14. A method for selecting a cyclic peptide, the method comprising performing the method of according to any one of claims 1-13 for a plurality of different cyclic peptides and selecting well-structured cyclic peptides from the plurality of different cyclic peptides.

15. The method of claim 14, further comprising synthesizing one or more of the selected cyclic peptide.

16. The method of claim 15, wherein the method comprises assaying the synthesized cyclic peptide selected cyclic peptide.

17. The method of claim 14, wherein the method comprises assaying one or more of the selected cyclic peptides.

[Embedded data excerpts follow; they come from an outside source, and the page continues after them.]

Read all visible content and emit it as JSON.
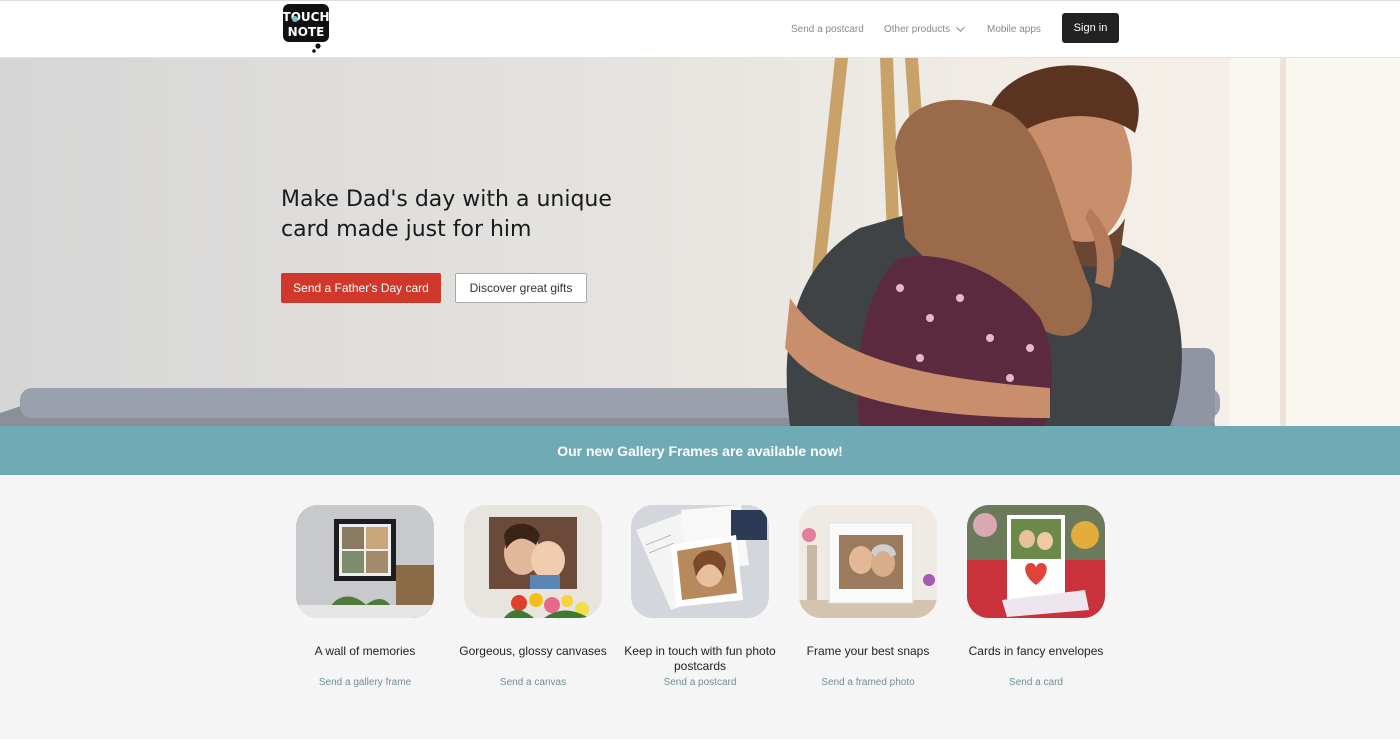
{
  "header": {
    "logo_text": "TOUCH NOTE",
    "nav": {
      "send_postcard": "Send a postcard",
      "other_products": "Other products",
      "mobile_apps": "Mobile apps"
    },
    "sign_in": "Sign in"
  },
  "hero": {
    "title": "Make Dad's day with a unique card made just for him",
    "primary_button": "Send a Father's Day card",
    "secondary_button": "Discover great gifts"
  },
  "banner": {
    "text": "Our new Gallery Frames are available now!"
  },
  "products": [
    {
      "title": "A wall of memories",
      "link": "Send a gallery frame"
    },
    {
      "title": "Gorgeous, glossy canvases",
      "link": "Send a canvas"
    },
    {
      "title": "Keep in touch with fun photo postcards",
      "link": "Send a postcard"
    },
    {
      "title": "Frame your best snaps",
      "link": "Send a framed photo"
    },
    {
      "title": "Cards in fancy envelopes",
      "link": "Send a card"
    }
  ],
  "colors": {
    "primary_red": "#d0382b",
    "banner_teal": "#70aab5",
    "dark": "#222222"
  }
}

18. A computational platform comprising: a communication interface that receives cyclic peptide information, and a computer in communication with the communication interface, wherein the computer comprises a computer processor and a computer readable medium comprising machine- executable code that, upon execution by the computer processor, implements the method according to any one of claims 1-13 for the cyclic peptide.

19. The computational platform of claim 18, wherein the method further comprises generating a report of well -structured cyclic peptides.

20. A computer readable medium comprising machine-executable code that, upon execution by the computer processor, implements the method according to any one of claims 1-13.

21. The computer readable medium of claim 20, wherein the method further comprises generating a report of well -structured cyclic peptides.